6. The NHS has failed to address persistent
inequalities in maternity care. The NHS
has had a specific objective to promote public health with a focus
on reducing inequalities in maternity care since 2007. However,
the latest available data (from 2010) on women's experiences showed
black and minority ethnic mothers were less positive about the
care they received during labour and birth than white mothers.
They were also significantly more likely to report shortfalls
in choice and continuity of care. The Department intended to address
inequalities through improved early access to maternity care,
but data also show regional and demographic inequalities in the
proportion of women receiving an antenatal appointment within
12 weeks of conception.
Recommendation: NHS
England should set out what it intends to do to reduce inequalities,
take the appropriate action as a matter of urgency, and report
annually on progress.
7. Local maternity networks are an important
way of sharing good practice and reducing variation, but they
are not obligatory and those that do exist tend to be less well
developed than other NHS networks. Maternity
networks bring together commissioners, providers and other stakeholders
(including users of maternity services) in a local area with the
aim of achieving the best possible outcomes for women and babies
and tackling variations in outcomes. Despite recommending the
creation of maternity networks in its 2007 maternity strategy,
the Department has not made it compulsory for commissioners and
providers to create them and a quarter of trusts are still not
part of a network.
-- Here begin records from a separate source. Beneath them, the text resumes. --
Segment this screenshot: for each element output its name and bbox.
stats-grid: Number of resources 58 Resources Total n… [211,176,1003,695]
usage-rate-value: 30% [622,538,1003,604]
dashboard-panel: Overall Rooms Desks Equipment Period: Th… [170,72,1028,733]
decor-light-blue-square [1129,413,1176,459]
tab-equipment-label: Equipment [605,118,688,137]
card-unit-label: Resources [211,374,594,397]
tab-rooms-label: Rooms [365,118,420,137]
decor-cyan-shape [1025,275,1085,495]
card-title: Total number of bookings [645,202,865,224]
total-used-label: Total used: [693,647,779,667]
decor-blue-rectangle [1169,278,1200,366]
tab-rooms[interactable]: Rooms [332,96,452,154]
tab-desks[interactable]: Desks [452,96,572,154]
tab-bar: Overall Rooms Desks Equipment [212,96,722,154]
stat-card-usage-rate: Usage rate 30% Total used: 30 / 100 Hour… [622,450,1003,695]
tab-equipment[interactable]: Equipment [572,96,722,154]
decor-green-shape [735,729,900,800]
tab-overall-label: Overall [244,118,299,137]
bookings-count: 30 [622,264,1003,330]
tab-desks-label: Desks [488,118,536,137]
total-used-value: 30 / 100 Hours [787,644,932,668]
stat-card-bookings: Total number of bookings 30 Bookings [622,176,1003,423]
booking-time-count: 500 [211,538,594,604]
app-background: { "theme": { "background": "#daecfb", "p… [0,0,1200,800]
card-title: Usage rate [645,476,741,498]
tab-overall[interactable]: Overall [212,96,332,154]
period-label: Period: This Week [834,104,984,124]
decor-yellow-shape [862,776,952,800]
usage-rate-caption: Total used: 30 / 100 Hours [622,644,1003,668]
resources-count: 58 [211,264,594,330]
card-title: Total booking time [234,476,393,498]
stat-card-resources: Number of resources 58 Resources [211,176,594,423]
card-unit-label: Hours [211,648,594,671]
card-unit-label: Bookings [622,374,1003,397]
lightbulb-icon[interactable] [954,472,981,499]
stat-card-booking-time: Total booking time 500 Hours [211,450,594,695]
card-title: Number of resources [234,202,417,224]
In addition, less than 40% of trusts are part
of a maternity network with a paid coordinator, compared with
90% for neonatal networks.
Recommendation: NHS
England should actively manage the development of maternity networks
across the NHS, and set out what arrangements it will put in place
to ensure the sharing of good practice between, as well as within,
networks to improve quality and eradicate unacceptable variations
across the country.
8. The Department lacks the data needed to
oversee and inform policy decisions on maternity services.
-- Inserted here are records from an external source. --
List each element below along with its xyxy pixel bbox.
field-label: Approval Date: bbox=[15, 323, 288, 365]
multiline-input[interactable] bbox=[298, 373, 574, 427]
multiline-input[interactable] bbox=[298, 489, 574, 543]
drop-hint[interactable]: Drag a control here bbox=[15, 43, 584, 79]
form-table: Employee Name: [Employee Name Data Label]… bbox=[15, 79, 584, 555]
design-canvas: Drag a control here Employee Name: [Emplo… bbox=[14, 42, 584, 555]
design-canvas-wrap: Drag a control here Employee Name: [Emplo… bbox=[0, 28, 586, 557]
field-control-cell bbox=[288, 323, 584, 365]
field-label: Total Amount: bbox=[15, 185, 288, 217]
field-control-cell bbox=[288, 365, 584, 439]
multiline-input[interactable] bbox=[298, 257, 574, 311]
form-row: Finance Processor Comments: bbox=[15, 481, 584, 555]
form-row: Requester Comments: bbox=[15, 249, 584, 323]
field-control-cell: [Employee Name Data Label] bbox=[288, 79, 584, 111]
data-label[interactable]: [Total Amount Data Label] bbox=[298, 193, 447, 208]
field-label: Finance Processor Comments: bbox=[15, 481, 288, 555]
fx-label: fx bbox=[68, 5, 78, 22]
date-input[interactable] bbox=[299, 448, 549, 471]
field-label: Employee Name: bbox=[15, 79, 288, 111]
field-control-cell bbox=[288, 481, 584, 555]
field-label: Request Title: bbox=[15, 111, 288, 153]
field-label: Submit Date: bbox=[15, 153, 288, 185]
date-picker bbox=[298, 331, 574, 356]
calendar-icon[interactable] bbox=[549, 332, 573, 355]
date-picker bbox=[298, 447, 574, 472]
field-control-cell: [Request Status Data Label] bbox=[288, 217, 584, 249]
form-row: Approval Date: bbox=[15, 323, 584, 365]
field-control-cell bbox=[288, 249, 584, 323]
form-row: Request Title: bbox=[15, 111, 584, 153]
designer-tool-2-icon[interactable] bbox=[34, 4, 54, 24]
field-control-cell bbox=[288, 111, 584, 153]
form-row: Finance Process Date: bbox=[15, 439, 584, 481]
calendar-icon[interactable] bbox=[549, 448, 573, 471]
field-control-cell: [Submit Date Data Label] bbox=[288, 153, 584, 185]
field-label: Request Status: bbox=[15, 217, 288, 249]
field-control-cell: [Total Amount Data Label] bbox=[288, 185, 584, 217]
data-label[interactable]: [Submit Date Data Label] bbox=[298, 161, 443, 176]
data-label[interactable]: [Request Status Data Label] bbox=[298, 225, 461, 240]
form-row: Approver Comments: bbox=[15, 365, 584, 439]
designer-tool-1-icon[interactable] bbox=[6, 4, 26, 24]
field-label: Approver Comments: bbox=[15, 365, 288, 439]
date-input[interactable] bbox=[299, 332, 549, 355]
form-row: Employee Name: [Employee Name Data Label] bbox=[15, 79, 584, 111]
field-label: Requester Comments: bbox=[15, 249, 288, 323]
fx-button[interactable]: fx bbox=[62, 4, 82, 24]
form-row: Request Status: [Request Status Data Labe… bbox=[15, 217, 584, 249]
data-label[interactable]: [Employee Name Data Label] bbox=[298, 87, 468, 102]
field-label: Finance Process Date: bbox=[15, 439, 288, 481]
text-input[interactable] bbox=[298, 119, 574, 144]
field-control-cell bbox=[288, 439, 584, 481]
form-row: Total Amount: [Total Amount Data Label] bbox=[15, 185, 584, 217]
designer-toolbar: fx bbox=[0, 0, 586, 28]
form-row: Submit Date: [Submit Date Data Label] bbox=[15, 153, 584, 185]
The Department's main source of data for assessing performance
against its strategy is the Care Quality Commission's survey of
women's experiences carried out once every three years. The Department
seemed to be unaware of other relevant research, for example from
the National Federation of Women's Institutes and the National
Childbirth Trust, that it could be using to supplement its understanding
of the performance of maternity services. The NHS is in the process
of implementing a new 'dataset', comprising over 100 data items
covering all the maternity care received by every woman. But collection
of this data will only be mandated from 1 April 2014, almost five
years later than planned and there are no minimum requirements
for the IT systems that will support collection of the data.
9. Recommendation:
The Department and NHS England should make better use of
existing and emerging data, and of research, to monitor progress
against its policy objectives and to inform decisions.